Finding a Comfort Zone with Behavioral Investing
The past week has been a wild ride for stock markets. Markets across the globe suffered huge losses in a short period of time. Newspapers ran with headlines about a global meltdown, financial news stations ran nightly specials and Matt Drudge declared “The Great Fall of China”.
For the majority of people who don’t spend their lives plugged into financial markets, this type of news flow catches their attention. As they notice their brokerage accounts, 401(k)’s and IRAs losing value, worry creeps.
“Is pundit XYZ I saw on the 11 o’clock news right about this being the beginning of another financial meltdown? I don’t want to do go through 2008 again. What do I do? Should I sell? I think I’ll sell.”
When we worry, emotions begin to weigh more on decisions than logic and that’s where mistakes can happen. This has always been a problem for investors. Emotional mistakes can kill. We know they can. So why do they happen so frequently?
Well for starters, people think much differently when they are losing money than when they are making it. There’s no getting around that. Losing money doesn’t feel good. But is it ok? Brent Steenbarger has an incredible piece in Forbes this week about the psychological problems that affect investors. He compared investing to decisions we have to make in life:
The commitments that, over time, can yield considerable life satisfaction often require short-term sacrifices of what would make us happy at the moment. When our longer-term aspirations conflict with what would gratify us in the near-term, we have the makings of a cognitive/emotional mismatch.

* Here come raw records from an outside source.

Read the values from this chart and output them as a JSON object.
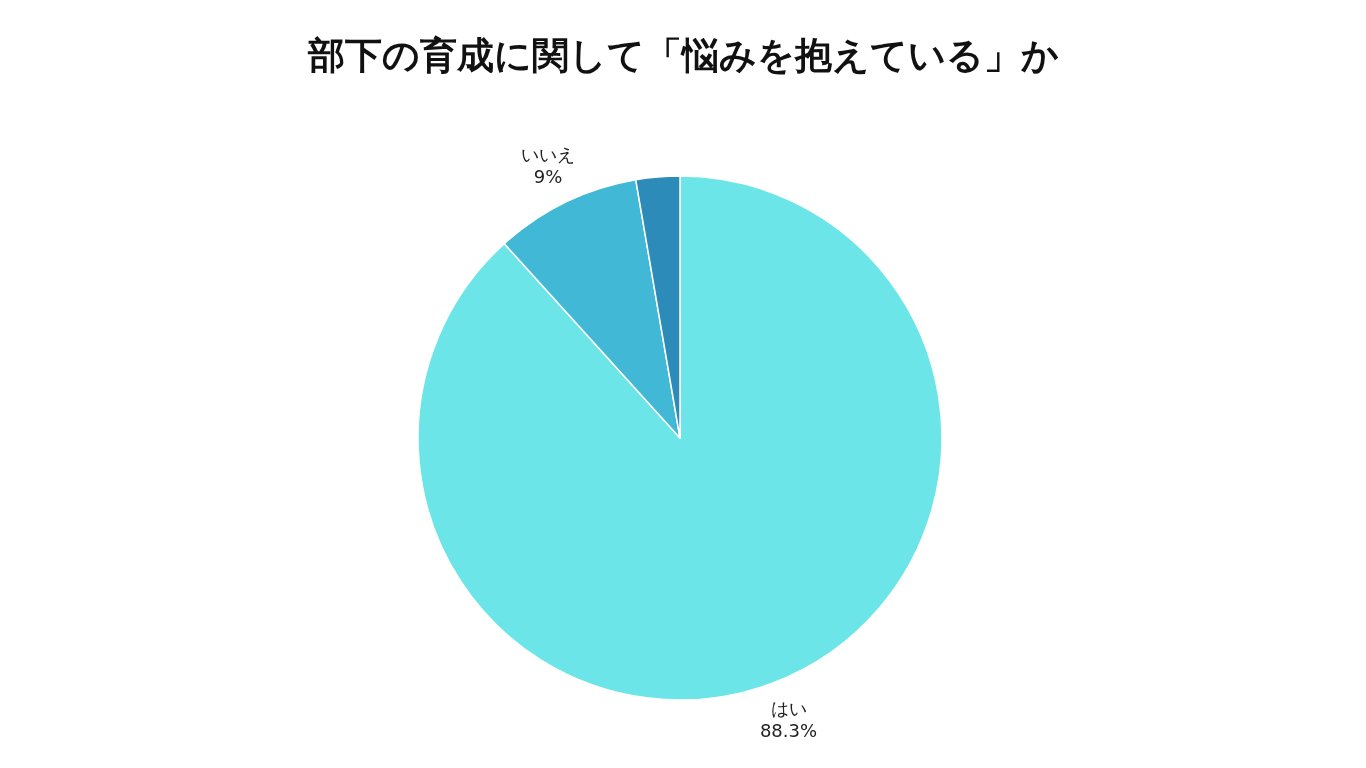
{
  "chart_data": {
    "type": "pie",
    "title": "部下の育成に関して「悩みを抱えている」か",
    "categories": [
      "はい",
      "いいえ",
      null
    ],
    "values": [
      88.3,
      9,
      2.7
    ],
    "value_labels": [
      "88.3%",
      "9%",
      null
    ],
    "colors": [
      "#6ce5e8",
      "#41b8d5",
      "#2d8bba"
    ]
  }
}
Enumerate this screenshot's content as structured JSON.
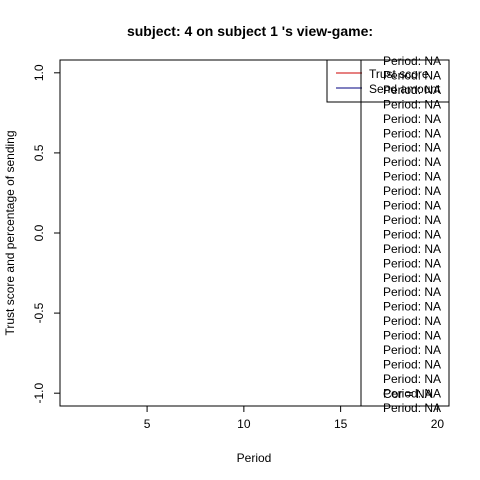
{
  "chart_data": {
    "type": "line",
    "title": "subject:  4  on subject  1 's view-game:",
    "xlabel": "Period",
    "ylabel": "Trust score and percentage of sending",
    "xlim": [
      0.5,
      20.6
    ],
    "ylim": [
      -1.08,
      1.08
    ],
    "x_ticks": [
      5,
      10,
      15,
      20
    ],
    "y_ticks": [
      -1.0,
      -0.5,
      0.0,
      0.5,
      1.0
    ],
    "y_tick_labels": [
      "-1.0",
      "-0.5",
      "0.0",
      "0.5",
      "1.0"
    ],
    "grid": false,
    "legend_position": "top-right",
    "series": [
      {
        "name": "Trust score",
        "color": "#cc0000",
        "values": []
      },
      {
        "name": "Send amount",
        "color": "#000080",
        "values": []
      }
    ],
    "annotations": {
      "period_entries": [
        "Period:  NA",
        "Period:  NA",
        "Period:  NA",
        "Period:  NA",
        "Period:  NA",
        "Period:  NA",
        "Period:  NA",
        "Period:  NA",
        "Period:  NA",
        "Period:  NA",
        "Period:  NA",
        "Period:  NA",
        "Period:  NA",
        "Period:  NA",
        "Period:  NA",
        "Period:  NA",
        "Period:  NA",
        "Period:  NA",
        "Period:  NA",
        "Period:  NA",
        "Period:  NA",
        "Period:  NA",
        "Period:  NA",
        "Period:  NA",
        "Period:  NA"
      ],
      "correlation": "Cor =  NA"
    }
  }
}
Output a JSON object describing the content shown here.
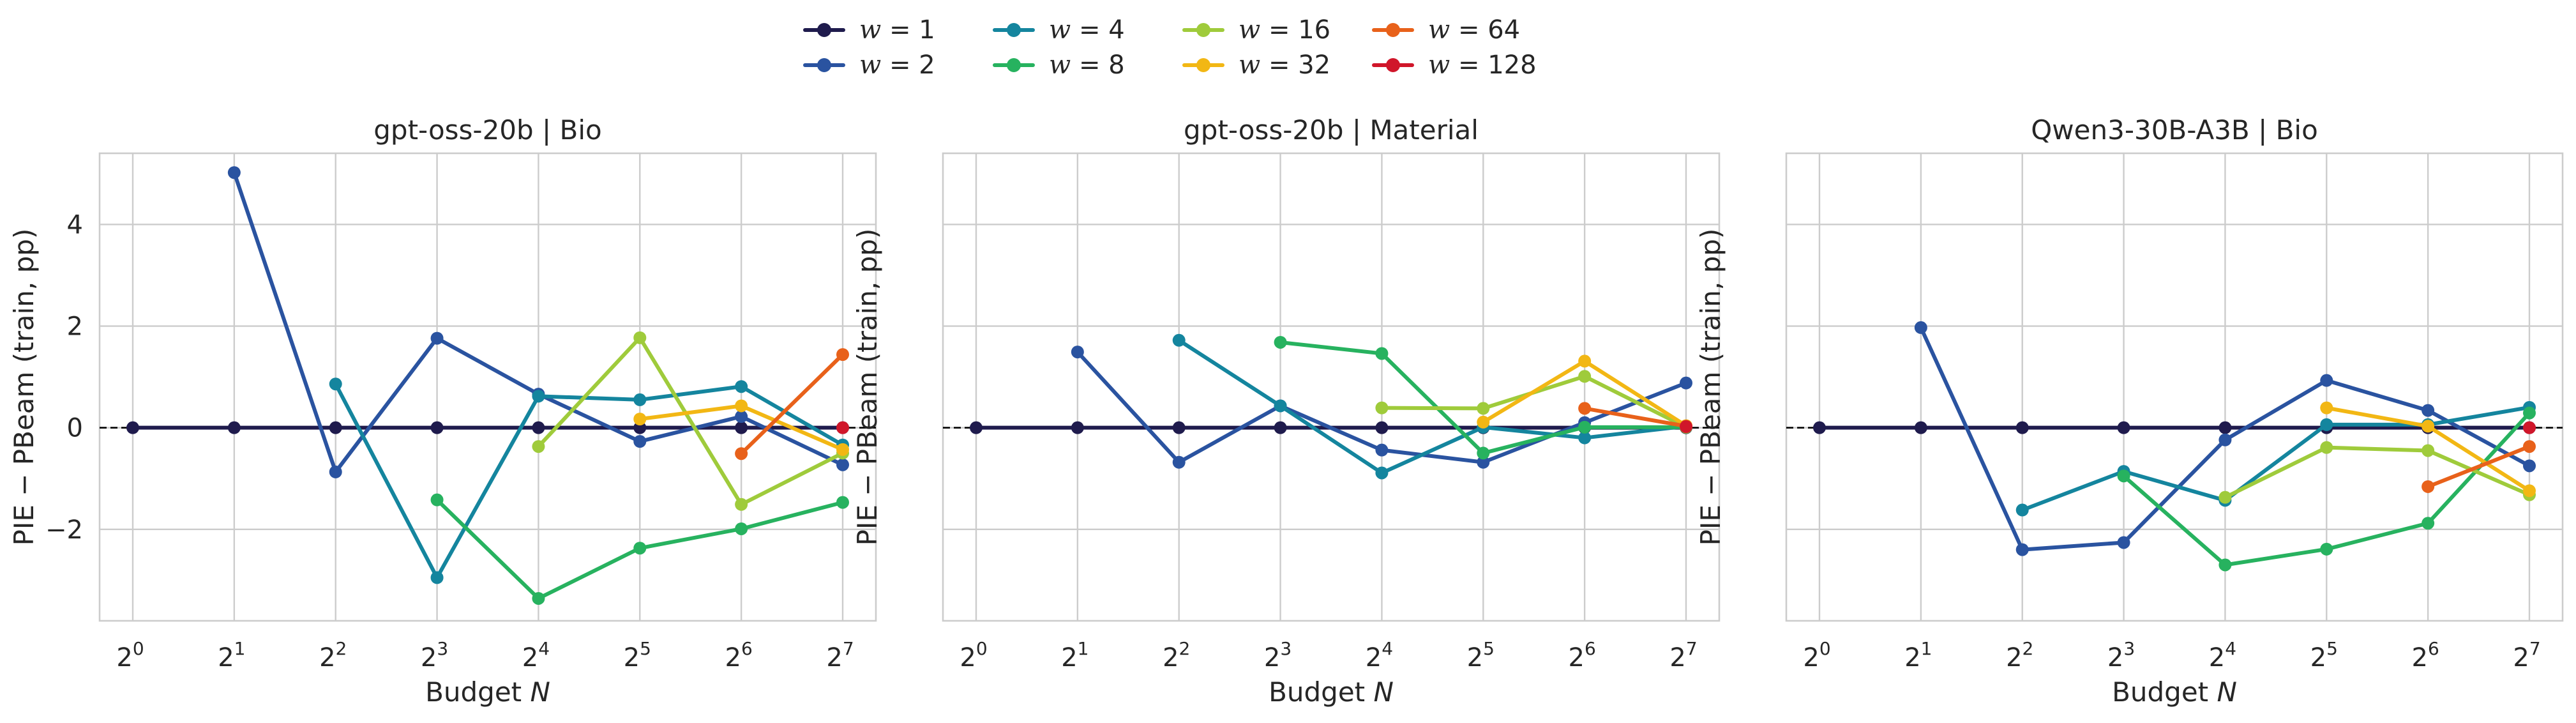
{
  "legend": {
    "entries": [
      {
        "var": "w",
        "value": "1",
        "color": "#1f1b4d"
      },
      {
        "var": "w",
        "value": "2",
        "color": "#2a53a0"
      },
      {
        "var": "w",
        "value": "4",
        "color": "#14859e"
      },
      {
        "var": "w",
        "value": "8",
        "color": "#27b25f"
      },
      {
        "var": "w",
        "value": "16",
        "color": "#9fcb3b"
      },
      {
        "var": "w",
        "value": "32",
        "color": "#f2b714"
      },
      {
        "var": "w",
        "value": "64",
        "color": "#e8611a"
      },
      {
        "var": "w",
        "value": "128",
        "color": "#d0162a"
      }
    ]
  },
  "chart_data": [
    {
      "type": "line",
      "title": "gpt-oss-20b | Bio",
      "xlabel": "Budget N",
      "ylabel": "PIE − PBeam (train, pp)",
      "x_scale": "log2",
      "x_ticks": [
        1,
        2,
        4,
        8,
        16,
        32,
        64,
        128
      ],
      "x_tick_exponents": [
        "0",
        "1",
        "2",
        "3",
        "4",
        "5",
        "6",
        "7"
      ],
      "ylim": [
        -3.8,
        5.4
      ],
      "y_ticks": [
        -2,
        0,
        2,
        4
      ],
      "show_y_tick_labels": true,
      "grid": true,
      "reference_line": 0,
      "series": [
        {
          "name": "w = 1",
          "x": [
            1,
            2,
            4,
            8,
            16,
            32,
            64,
            128
          ],
          "y": [
            0,
            0,
            0,
            0,
            0,
            0,
            0,
            0
          ]
        },
        {
          "name": "w = 2",
          "x": [
            2,
            4,
            8,
            16,
            32,
            64,
            128
          ],
          "y": [
            5.02,
            -0.87,
            1.76,
            0.66,
            -0.27,
            0.22,
            -0.73
          ]
        },
        {
          "name": "w = 4",
          "x": [
            4,
            8,
            16,
            32,
            64,
            128
          ],
          "y": [
            0.86,
            -2.95,
            0.62,
            0.55,
            0.81,
            -0.34
          ]
        },
        {
          "name": "w = 8",
          "x": [
            8,
            16,
            32,
            64,
            128
          ],
          "y": [
            -1.42,
            -3.36,
            -2.37,
            -1.99,
            -1.47
          ]
        },
        {
          "name": "w = 16",
          "x": [
            16,
            32,
            64,
            128
          ],
          "y": [
            -0.37,
            1.77,
            -1.51,
            -0.5
          ]
        },
        {
          "name": "w = 32",
          "x": [
            32,
            64,
            128
          ],
          "y": [
            0.17,
            0.43,
            -0.43
          ]
        },
        {
          "name": "w = 64",
          "x": [
            64,
            128
          ],
          "y": [
            -0.51,
            1.44
          ]
        },
        {
          "name": "w = 128",
          "x": [
            128
          ],
          "y": [
            0
          ]
        }
      ]
    },
    {
      "type": "line",
      "title": "gpt-oss-20b | Material",
      "xlabel": "Budget N",
      "ylabel": "PIE − PBeam (train, pp)",
      "x_scale": "log2",
      "x_ticks": [
        1,
        2,
        4,
        8,
        16,
        32,
        64,
        128
      ],
      "x_tick_exponents": [
        "0",
        "1",
        "2",
        "3",
        "4",
        "5",
        "6",
        "7"
      ],
      "ylim": [
        -3.8,
        5.4
      ],
      "y_ticks": [
        -2,
        0,
        2,
        4
      ],
      "show_y_tick_labels": false,
      "grid": true,
      "reference_line": 0,
      "series": [
        {
          "name": "w = 1",
          "x": [
            1,
            2,
            4,
            8,
            16,
            32,
            64,
            128
          ],
          "y": [
            0,
            0,
            0,
            0,
            0,
            0,
            0,
            0
          ]
        },
        {
          "name": "w = 2",
          "x": [
            2,
            4,
            8,
            16,
            32,
            64,
            128
          ],
          "y": [
            1.49,
            -0.68,
            0.43,
            -0.44,
            -0.68,
            0.1,
            0.88
          ]
        },
        {
          "name": "w = 4",
          "x": [
            4,
            8,
            16,
            32,
            64,
            128
          ],
          "y": [
            1.72,
            0.43,
            -0.89,
            0.01,
            -0.2,
            0.03
          ]
        },
        {
          "name": "w = 8",
          "x": [
            8,
            16,
            32,
            64,
            128
          ],
          "y": [
            1.68,
            1.46,
            -0.5,
            0.01,
            0.01
          ]
        },
        {
          "name": "w = 16",
          "x": [
            16,
            32,
            64,
            128
          ],
          "y": [
            0.39,
            0.38,
            1.01,
            0.01
          ]
        },
        {
          "name": "w = 32",
          "x": [
            32,
            64,
            128
          ],
          "y": [
            0.11,
            1.31,
            0.04
          ]
        },
        {
          "name": "w = 64",
          "x": [
            64,
            128
          ],
          "y": [
            0.38,
            0.03
          ]
        },
        {
          "name": "w = 128",
          "x": [
            128
          ],
          "y": [
            0.02
          ]
        }
      ]
    },
    {
      "type": "line",
      "title": "Qwen3-30B-A3B | Bio",
      "xlabel": "Budget N",
      "ylabel": "PIE − PBeam (train, pp)",
      "x_scale": "log2",
      "x_ticks": [
        1,
        2,
        4,
        8,
        16,
        32,
        64,
        128
      ],
      "x_tick_exponents": [
        "0",
        "1",
        "2",
        "3",
        "4",
        "5",
        "6",
        "7"
      ],
      "ylim": [
        -3.8,
        5.4
      ],
      "y_ticks": [
        -2,
        0,
        2,
        4
      ],
      "show_y_tick_labels": false,
      "grid": true,
      "reference_line": 0,
      "series": [
        {
          "name": "w = 1",
          "x": [
            1,
            2,
            4,
            8,
            16,
            32,
            64,
            128
          ],
          "y": [
            0,
            0,
            0,
            0,
            0,
            0,
            0,
            0
          ]
        },
        {
          "name": "w = 2",
          "x": [
            2,
            4,
            8,
            16,
            32,
            64,
            128
          ],
          "y": [
            1.97,
            -2.4,
            -2.26,
            -0.24,
            0.93,
            0.34,
            -0.75
          ]
        },
        {
          "name": "w = 4",
          "x": [
            4,
            8,
            16,
            32,
            64,
            128
          ],
          "y": [
            -1.62,
            -0.86,
            -1.43,
            0.06,
            0.06,
            0.4
          ]
        },
        {
          "name": "w = 8",
          "x": [
            8,
            16,
            32,
            64,
            128
          ],
          "y": [
            -0.95,
            -2.7,
            -2.39,
            -1.88,
            0.29
          ]
        },
        {
          "name": "w = 16",
          "x": [
            16,
            32,
            64,
            128
          ],
          "y": [
            -1.37,
            -0.39,
            -0.45,
            -1.32
          ]
        },
        {
          "name": "w = 32",
          "x": [
            32,
            64,
            128
          ],
          "y": [
            0.39,
            0.03,
            -1.24
          ]
        },
        {
          "name": "w = 64",
          "x": [
            64,
            128
          ],
          "y": [
            -1.16,
            -0.37
          ]
        },
        {
          "name": "w = 128",
          "x": [
            128
          ],
          "y": [
            0
          ]
        }
      ]
    }
  ]
}
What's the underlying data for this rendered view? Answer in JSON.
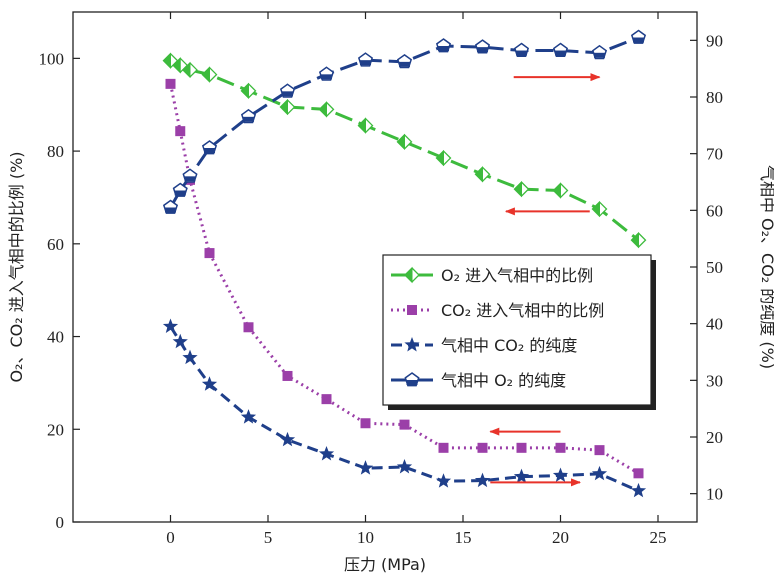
{
  "chart_data": {
    "type": "line",
    "xlabel": "压力 (MPa)",
    "ylabel_left": "O₂、CO₂ 进入气相中的比例 (%)",
    "ylabel_right": "气相中 O₂、CO₂ 的纯度 (%)",
    "xlim": [
      -5,
      27
    ],
    "ylim_left": [
      0,
      110
    ],
    "ylim_right": [
      5,
      95
    ],
    "x_ticks": [
      0,
      5,
      10,
      15,
      20,
      25
    ],
    "y_left_ticks": [
      0,
      20,
      40,
      60,
      80,
      100
    ],
    "y_right_ticks": [
      10,
      20,
      30,
      40,
      50,
      60,
      70,
      80,
      90
    ],
    "grid": false,
    "legend_position": "center-right",
    "series": [
      {
        "name": "O₂ 进入气相中的比例",
        "axis": "left",
        "color": "#3dbb3d",
        "marker": "half-diamond",
        "dash": "long-dash",
        "x": [
          0,
          0.5,
          1,
          2,
          4,
          6,
          8,
          10,
          12,
          14,
          16,
          18,
          20,
          22,
          24
        ],
        "y": [
          99.5,
          98.5,
          97.5,
          96.5,
          93,
          89.5,
          89,
          85.5,
          82,
          78.5,
          75,
          71.8,
          71.5,
          67.5,
          60.8
        ]
      },
      {
        "name": "CO₂ 进入气相中的比例",
        "axis": "left",
        "color": "#9b3fa8",
        "marker": "square",
        "dash": "dotted",
        "x": [
          0,
          0.5,
          1,
          2,
          4,
          6,
          8,
          10,
          12,
          14,
          16,
          18,
          20,
          22,
          24
        ],
        "y": [
          94.5,
          84.3,
          73.8,
          58,
          42,
          31.5,
          26.5,
          21.3,
          21,
          16,
          16,
          16,
          16,
          15.5,
          10.5
        ]
      },
      {
        "name": "气相中 CO₂ 的纯度",
        "axis": "right",
        "color": "#1f3f8a",
        "marker": "star",
        "dash": "dashed",
        "x": [
          0,
          0.5,
          1,
          2,
          4,
          6,
          8,
          10,
          12,
          14,
          16,
          18,
          20,
          22,
          24
        ],
        "y": [
          39.5,
          36.8,
          34,
          29.3,
          23.5,
          19.5,
          17,
          14.5,
          14.7,
          12.2,
          12.3,
          13,
          13.2,
          13.5,
          10.5
        ]
      },
      {
        "name": "气相中 O₂ 的纯度",
        "axis": "right",
        "color": "#1f3f8a",
        "marker": "pentagon",
        "dash": "long-dash",
        "x": [
          0,
          0.5,
          1,
          2,
          4,
          6,
          8,
          10,
          12,
          14,
          16,
          18,
          20,
          22,
          24
        ],
        "y": [
          60.5,
          63.5,
          66,
          71,
          76.5,
          81,
          84,
          86.5,
          86.2,
          89,
          88.8,
          88.2,
          88.2,
          87.8,
          90.5
        ]
      }
    ],
    "annotations": [
      {
        "type": "arrow",
        "direction": "right",
        "axis": "right",
        "x_from": 17.6,
        "x_to": 22,
        "y": 83.5,
        "color": "#e8332a"
      },
      {
        "type": "arrow",
        "direction": "left",
        "axis": "left",
        "x_from": 21.5,
        "x_to": 17.2,
        "y": 67,
        "color": "#e8332a"
      },
      {
        "type": "arrow",
        "direction": "left",
        "axis": "left",
        "x_from": 20,
        "x_to": 16.4,
        "y": 19.5,
        "color": "#e8332a"
      },
      {
        "type": "arrow",
        "direction": "right",
        "axis": "right",
        "x_from": 16.4,
        "x_to": 21,
        "y": 12,
        "color": "#e8332a"
      }
    ]
  }
}
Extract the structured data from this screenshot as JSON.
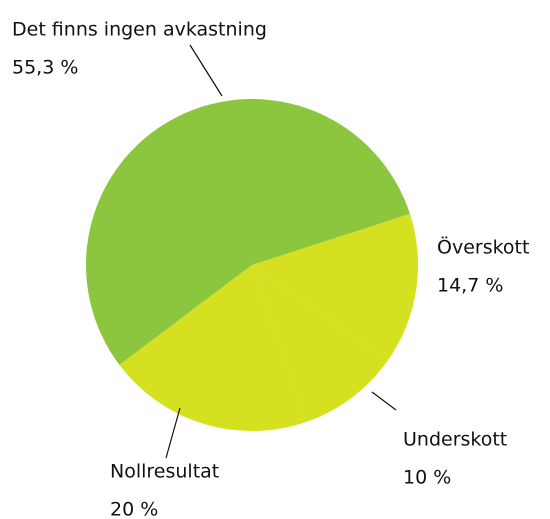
{
  "chart_data": {
    "type": "pie",
    "categories": [
      "Det finns ingen avkastning",
      "Överskott",
      "Underskott",
      "Nollresultat"
    ],
    "values": [
      55.3,
      14.7,
      10,
      20
    ],
    "value_labels": [
      "55,3 %",
      "14,7 %",
      "10 %",
      "20 %"
    ],
    "colors": [
      "#8cc63f",
      "#d5e021",
      "#d5e021",
      "#d5e021"
    ]
  }
}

When there is a cognitive/emotional mismatch, we are prone to making poor decisions. Once we agree on the premise that a large number of investment mistakes is driven by emotion, we can then try to figure out why.
To find a solution to this problem we have to work backward. If emotions are leading to poor decisions, what then, is the cause of the emotions? The answer to this question shows us the real problem. It is likely that investors make poor, emotionally driven decisions because they don’t have or do not understand what their investment plan was. They were uncomfortable, uneasy and unsure of what to do.
I think this is a very solvable problem. Any advisor will tell you that their major responsibility is to match people’s investments with their goals. I’d take that one step further and say it is of equal importance that I match my clients with investments that they understand. With understanding comes greater comfort. With greater comfort comes fewer emotions and fewer emotions means a decreased likelihood of harmful decisions.
While I don’t think average investors need a deep understanding of asset classes, stock markets and interest rates, I believe it is of paramount importance that they have a good grasp on the philosophy behind their investments. If somebody asks one of my clients how their money is invested, I don’t want the answer to be, “I give it to my advisor.” I work extremely hard to educate my clients so that with relative ease and brevity, they should be able to outline the ideas that guide their investment plan.
In my experience, I have found the greatest level of comfort by focusing on the simplest, yet most influential factor that drives investment prices. People.
- Assets are not priced based on economic data or business fundamentals. If they were, there would be no need for markets.
- Market prices reflect the perceived value of an asset based on all available information. This perception is heavily influenced by exogenous factors such as investor sentiment and human emotion.
- Because humans are prone to irrational behavior, their actions and emotions are fairly random.
- Beyond the impact of emotion, markets are also highly susceptible to the butterfly effect. This makes reliable prediction of a globally interconnected economy nearly impossible.
- System-based investing allows one to overcome the challenges presented by chaotic environments by acknowledging randomness and removing emotion from the decision-making process entirely.
Quite simply, market prices are determined by the aggregate behavior of humans, nothing more. For that reason, the study of this behavior is at the center of my investment philosophy.
I believe cycles of fear and greed move markets up and down. I believe in value, momentum and trend. Not only is it is much easier for me to explain these phenomena to clients than explaining why I think East Asian emerging markets deserve 6.5% of their equity allocation, but it is also much easier for average investors to understand.
There are hundreds of ways to make money when investing. Solving the cognitive/emotional response problem is a key to success. The best advice I can possibly give is to find an investment philosophy you understand, believe in and are comfortable with. If you do, the next time global stock markets are the top story on the evening news, you won’t have to worry too much about whether or not you are making a bad decision.
For me, the concepts behind behavioral investing are easy to stand behind. I can look past the minutia of price ratios, earnings reports, interest rates, quantitative easing and credit worries and instead focus on very broad factors that have big impacts. It is simple. I understand it and I believe in it. Those are three of the major ingredients to any winning investment plan.